Last year I published my first book. I dedicated it to Gary. He made it possible in a million ways. He is the biggest fan of my writing in general, my blog and my novels in the making. I read everything out loud to him. His reactions and criticisms inspire me to keep on writing. A lot of what I write is meant to be humorous. When Gary laughs til he cries and almost falls out of his chair, I know I have hit the mark.

I have many beautiful, well-planned gardens in our yard on Campbell Street. Gary never questions when I have an idea to dig up this or that, or try something exotic or new. He looks at my garden designs on paper and believes I know what I am doing. When I fill the car with annuals or buy a pound of seeds online, his support makes me all the more certain the new garden will be beautiful.

Two summers ago I gave our granddaughters Cassie and Sami one hundred dollars for paint and supplies at Ace Hardware and carte blanche to paint an original mural on the back of our two car garage. Gary watched with pride as an enchanted garden appeared to the delight and wonder of our family and friends. He never doubted the idea or their ability. Their mural is a thing of beauty and a memory for all of us as we look back on those days when they were perched on ladders and creating sky and trees and flowers and a few surprises for the visually alert.

We have eight grandchildren. Even though money is tight because we now have just one income, Gary cheerfully plans with me for birthday gifts, for our children's anniversary gifts, for Christmas and Easter and Valentine's day, for extended family birthday and anniversary gifts and for what-have-you gifts to let our family know we are thinking about them. Never once has Gary chided me for spending our money on others.

I send a check to the food pantry every month. We have provided as many as eight hundred forty meals in one month. Gary embraces my need to help others because he has a giving and generous heart.

Nearly three years ago when my elderly mother fell and it became apparant to all of the family that she would need full time personal care, Gary supported me as I reorganized her home to make her a two room suite with a new bathroom and to turn her back room into a piano studio so I could work from home and be with her all the time. It seemed an impossible task, but Gary believed in my ability to conceptualize and organize the transformation of these old rooms into something bright and functional. 

And when it became obvious that I couldn't handle teaching piano at home and caring alone for the ever expanding needs of my mother, Gary quit his job and stayed home to at first help me care for her, and then later to take over as her personal caregiver, doing things for my mother that no one else in our family could or would do.

Today he works fourteen to sixteen hour days, seven days a week caring for my ninety-two year old mother who, several strokes and one broken leg later, cannot walk or stand or rise from a chair, who requires someone to dress her, to help her use the bathroom, and who literally needs help with everything except feeding herself and using her TV remote and telephone. He hasn't had a day off in ten months.
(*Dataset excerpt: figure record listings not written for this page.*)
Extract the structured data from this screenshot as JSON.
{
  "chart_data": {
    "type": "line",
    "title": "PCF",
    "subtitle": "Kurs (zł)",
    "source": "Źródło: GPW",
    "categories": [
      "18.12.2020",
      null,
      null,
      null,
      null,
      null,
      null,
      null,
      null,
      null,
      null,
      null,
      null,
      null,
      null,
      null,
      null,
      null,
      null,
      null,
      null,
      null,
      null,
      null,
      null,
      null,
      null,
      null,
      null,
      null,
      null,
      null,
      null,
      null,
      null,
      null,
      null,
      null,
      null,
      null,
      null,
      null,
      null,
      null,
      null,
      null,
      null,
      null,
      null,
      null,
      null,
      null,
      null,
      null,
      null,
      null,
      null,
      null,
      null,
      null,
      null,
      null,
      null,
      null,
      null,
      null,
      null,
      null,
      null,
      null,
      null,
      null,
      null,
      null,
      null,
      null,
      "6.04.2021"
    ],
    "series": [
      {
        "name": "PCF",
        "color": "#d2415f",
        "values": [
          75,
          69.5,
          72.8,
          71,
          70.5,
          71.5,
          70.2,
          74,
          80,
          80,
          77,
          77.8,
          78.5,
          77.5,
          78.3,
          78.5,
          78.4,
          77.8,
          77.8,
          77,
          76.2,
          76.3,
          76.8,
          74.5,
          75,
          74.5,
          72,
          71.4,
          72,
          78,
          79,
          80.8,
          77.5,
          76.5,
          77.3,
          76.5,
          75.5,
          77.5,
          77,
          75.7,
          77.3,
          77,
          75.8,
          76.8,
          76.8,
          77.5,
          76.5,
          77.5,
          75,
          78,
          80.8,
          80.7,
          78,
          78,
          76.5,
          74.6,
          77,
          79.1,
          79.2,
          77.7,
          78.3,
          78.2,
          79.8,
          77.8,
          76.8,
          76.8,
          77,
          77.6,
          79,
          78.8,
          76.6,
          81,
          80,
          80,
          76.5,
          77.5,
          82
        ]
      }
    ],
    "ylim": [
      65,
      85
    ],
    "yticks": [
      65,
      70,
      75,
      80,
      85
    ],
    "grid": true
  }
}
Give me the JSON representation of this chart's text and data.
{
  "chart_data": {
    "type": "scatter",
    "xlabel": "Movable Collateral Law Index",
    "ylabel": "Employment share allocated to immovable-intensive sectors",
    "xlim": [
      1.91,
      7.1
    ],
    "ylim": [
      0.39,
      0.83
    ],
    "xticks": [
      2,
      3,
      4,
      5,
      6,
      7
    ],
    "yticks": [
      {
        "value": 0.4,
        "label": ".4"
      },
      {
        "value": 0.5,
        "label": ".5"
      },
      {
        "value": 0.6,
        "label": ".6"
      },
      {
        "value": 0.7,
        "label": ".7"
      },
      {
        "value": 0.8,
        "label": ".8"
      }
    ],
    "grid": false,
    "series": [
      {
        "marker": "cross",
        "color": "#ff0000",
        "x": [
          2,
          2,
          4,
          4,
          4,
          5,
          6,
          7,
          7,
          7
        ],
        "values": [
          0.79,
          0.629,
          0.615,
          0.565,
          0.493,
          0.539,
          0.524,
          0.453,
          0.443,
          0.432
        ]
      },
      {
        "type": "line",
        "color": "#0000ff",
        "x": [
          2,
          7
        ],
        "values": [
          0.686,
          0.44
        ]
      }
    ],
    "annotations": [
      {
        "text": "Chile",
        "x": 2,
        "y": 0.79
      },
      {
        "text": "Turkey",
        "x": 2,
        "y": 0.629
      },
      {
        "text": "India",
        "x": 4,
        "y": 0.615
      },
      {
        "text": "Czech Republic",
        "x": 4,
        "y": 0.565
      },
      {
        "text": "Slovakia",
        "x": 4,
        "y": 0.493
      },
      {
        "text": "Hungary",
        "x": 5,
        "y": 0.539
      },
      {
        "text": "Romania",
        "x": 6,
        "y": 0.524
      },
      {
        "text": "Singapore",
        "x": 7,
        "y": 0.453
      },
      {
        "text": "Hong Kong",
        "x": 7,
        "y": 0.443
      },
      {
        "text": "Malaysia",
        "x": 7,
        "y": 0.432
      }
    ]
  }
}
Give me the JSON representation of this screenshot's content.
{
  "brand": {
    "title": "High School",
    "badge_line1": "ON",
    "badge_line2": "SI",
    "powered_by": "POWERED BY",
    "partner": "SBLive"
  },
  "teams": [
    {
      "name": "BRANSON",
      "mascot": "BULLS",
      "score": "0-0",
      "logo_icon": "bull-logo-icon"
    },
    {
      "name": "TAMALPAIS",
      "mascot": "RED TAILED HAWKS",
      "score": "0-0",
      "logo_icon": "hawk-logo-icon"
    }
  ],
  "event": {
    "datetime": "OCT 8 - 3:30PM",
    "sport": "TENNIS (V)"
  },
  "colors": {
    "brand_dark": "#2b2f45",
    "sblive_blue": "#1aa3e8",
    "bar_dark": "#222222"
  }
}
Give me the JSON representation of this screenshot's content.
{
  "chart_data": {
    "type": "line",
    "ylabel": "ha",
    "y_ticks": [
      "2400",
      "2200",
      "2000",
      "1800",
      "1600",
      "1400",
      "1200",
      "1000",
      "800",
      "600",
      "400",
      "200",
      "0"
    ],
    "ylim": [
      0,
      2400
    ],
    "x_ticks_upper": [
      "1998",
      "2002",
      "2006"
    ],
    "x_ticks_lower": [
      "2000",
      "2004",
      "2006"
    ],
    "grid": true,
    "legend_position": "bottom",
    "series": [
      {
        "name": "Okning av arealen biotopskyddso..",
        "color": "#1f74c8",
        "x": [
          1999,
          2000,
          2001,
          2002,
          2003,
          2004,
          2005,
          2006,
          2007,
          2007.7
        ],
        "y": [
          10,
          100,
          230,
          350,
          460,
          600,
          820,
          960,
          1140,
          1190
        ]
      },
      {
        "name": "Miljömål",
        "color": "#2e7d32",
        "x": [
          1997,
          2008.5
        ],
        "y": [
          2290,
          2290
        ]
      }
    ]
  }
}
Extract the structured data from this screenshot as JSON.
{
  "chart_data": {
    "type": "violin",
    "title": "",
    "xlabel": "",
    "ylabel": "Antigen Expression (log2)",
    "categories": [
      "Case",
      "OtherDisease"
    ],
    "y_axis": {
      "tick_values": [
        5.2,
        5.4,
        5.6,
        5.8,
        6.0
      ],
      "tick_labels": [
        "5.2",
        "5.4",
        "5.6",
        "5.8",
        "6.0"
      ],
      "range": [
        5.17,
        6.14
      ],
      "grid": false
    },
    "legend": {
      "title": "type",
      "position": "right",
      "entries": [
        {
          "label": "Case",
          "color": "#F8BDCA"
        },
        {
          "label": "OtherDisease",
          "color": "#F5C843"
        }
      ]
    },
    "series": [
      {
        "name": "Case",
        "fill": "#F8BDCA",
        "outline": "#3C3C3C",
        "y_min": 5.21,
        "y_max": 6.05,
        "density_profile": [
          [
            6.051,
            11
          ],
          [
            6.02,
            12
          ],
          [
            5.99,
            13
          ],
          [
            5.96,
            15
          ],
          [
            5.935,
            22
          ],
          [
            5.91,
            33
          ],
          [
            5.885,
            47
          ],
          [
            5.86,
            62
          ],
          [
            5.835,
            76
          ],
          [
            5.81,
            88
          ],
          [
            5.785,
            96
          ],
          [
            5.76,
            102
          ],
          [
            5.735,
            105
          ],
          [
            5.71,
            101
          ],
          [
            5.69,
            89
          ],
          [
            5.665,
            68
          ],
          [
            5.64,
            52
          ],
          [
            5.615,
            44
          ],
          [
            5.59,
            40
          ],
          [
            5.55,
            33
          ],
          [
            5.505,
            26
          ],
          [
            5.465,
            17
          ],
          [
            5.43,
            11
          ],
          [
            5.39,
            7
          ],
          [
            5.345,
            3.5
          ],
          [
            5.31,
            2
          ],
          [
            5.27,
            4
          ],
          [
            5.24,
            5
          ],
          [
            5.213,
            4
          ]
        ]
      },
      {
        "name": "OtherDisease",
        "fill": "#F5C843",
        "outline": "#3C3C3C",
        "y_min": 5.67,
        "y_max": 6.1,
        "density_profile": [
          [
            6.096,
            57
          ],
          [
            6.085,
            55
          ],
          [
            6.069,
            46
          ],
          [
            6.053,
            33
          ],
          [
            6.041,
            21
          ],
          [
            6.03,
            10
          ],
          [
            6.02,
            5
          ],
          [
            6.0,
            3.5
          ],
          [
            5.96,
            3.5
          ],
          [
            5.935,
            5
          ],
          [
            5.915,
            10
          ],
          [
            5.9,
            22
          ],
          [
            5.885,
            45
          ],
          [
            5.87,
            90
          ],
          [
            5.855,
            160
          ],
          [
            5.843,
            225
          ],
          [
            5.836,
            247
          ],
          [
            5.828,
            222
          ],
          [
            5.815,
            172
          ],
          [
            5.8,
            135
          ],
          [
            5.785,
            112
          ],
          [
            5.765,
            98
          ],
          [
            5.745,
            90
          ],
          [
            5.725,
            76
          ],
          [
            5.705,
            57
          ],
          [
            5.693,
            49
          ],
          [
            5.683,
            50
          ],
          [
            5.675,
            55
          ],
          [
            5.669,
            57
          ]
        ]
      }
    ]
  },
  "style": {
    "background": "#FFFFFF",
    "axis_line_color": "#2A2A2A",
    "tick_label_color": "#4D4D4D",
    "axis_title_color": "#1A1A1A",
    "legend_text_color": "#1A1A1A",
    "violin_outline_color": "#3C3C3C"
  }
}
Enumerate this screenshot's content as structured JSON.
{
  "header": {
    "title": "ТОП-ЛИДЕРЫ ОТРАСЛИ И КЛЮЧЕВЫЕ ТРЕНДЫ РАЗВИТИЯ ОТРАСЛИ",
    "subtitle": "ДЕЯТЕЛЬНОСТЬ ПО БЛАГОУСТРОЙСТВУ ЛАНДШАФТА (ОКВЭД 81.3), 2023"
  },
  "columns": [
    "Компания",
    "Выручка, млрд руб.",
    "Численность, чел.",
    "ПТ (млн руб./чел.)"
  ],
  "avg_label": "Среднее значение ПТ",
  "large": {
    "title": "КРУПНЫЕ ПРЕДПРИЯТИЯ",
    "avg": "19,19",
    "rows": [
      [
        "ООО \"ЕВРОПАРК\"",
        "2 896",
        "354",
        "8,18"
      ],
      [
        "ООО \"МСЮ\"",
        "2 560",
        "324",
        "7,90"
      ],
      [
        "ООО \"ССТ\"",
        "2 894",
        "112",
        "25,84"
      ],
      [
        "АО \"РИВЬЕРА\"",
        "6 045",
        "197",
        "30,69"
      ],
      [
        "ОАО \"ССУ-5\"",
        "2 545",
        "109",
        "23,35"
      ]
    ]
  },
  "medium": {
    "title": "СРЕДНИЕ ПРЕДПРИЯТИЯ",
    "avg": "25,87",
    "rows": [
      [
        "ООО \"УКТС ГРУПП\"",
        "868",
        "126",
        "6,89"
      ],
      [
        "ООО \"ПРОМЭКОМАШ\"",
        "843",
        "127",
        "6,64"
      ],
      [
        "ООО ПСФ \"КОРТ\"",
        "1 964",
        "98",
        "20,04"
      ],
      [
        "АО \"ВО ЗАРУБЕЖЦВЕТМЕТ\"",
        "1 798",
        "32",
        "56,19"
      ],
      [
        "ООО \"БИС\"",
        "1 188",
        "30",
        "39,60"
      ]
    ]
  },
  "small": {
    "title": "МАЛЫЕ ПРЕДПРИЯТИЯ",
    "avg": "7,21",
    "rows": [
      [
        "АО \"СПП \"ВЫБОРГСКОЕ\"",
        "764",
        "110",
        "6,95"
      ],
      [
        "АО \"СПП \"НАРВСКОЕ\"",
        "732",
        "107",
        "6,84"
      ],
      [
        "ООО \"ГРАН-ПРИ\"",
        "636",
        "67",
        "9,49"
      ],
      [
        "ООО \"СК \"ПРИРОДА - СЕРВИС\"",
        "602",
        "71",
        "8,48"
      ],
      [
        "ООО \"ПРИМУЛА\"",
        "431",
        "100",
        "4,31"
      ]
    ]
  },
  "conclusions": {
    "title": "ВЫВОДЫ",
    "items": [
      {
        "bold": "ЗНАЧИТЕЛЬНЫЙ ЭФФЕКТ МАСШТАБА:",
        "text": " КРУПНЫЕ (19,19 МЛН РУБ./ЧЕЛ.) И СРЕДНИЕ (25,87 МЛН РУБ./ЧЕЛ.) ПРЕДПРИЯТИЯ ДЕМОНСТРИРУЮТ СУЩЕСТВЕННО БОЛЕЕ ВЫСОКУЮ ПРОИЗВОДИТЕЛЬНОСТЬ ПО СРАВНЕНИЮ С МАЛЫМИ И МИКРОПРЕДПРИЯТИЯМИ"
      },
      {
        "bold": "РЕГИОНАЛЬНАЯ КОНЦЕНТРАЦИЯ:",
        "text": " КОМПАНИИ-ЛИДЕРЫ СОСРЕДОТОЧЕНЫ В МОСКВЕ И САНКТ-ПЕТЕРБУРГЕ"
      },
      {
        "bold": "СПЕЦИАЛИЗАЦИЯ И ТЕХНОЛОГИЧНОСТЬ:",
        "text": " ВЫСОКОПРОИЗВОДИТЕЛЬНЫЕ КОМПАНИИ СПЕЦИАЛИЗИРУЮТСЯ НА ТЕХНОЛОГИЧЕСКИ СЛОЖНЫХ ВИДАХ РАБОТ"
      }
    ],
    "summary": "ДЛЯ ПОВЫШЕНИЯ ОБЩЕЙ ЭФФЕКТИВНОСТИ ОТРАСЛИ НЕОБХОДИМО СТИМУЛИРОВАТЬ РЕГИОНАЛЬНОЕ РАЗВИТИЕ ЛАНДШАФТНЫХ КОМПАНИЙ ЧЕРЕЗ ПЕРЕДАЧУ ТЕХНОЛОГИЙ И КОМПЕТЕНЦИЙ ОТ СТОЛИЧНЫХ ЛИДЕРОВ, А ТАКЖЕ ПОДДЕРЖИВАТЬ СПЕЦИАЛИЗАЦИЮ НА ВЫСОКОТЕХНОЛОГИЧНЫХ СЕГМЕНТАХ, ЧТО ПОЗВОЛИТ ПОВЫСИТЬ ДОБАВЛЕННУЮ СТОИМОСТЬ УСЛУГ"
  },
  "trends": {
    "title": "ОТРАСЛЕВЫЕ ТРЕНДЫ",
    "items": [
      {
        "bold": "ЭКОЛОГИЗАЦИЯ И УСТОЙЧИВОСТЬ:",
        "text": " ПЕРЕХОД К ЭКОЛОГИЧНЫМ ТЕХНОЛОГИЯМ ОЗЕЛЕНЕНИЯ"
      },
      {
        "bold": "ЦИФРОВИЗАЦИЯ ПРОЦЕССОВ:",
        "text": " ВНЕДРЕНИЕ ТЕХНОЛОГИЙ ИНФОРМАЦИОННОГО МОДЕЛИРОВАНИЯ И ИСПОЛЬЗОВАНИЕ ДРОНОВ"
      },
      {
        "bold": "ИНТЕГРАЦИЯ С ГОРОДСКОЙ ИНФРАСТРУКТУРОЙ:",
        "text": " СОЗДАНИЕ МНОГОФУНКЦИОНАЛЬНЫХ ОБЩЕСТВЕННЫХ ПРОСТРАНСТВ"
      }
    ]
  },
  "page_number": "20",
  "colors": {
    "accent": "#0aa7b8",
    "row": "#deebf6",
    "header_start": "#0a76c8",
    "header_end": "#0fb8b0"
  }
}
He never complains. He does yard work in the summer and removes snow in the winter. He is available to fill in as extra driver for our daughter's family when needed. If someone calls and asks for his help, if it is humanly possible, he will. 

At the end of what always is an exhausting and sometimes thankless day of work, he enjoys the hour or two we have together reading or watching a video or talking with our children or grandchildren on the phone or via the internet. He always is cheerful. He always is kind. He always is thoughtful. He always chooses to think positively and to think the best of people

And every single night, when the lights finally go out and our weary heads hit the pillow, he reaches for my hand and says, "Good-nite, Beautiful" to me. That's why Gary is my Valentine.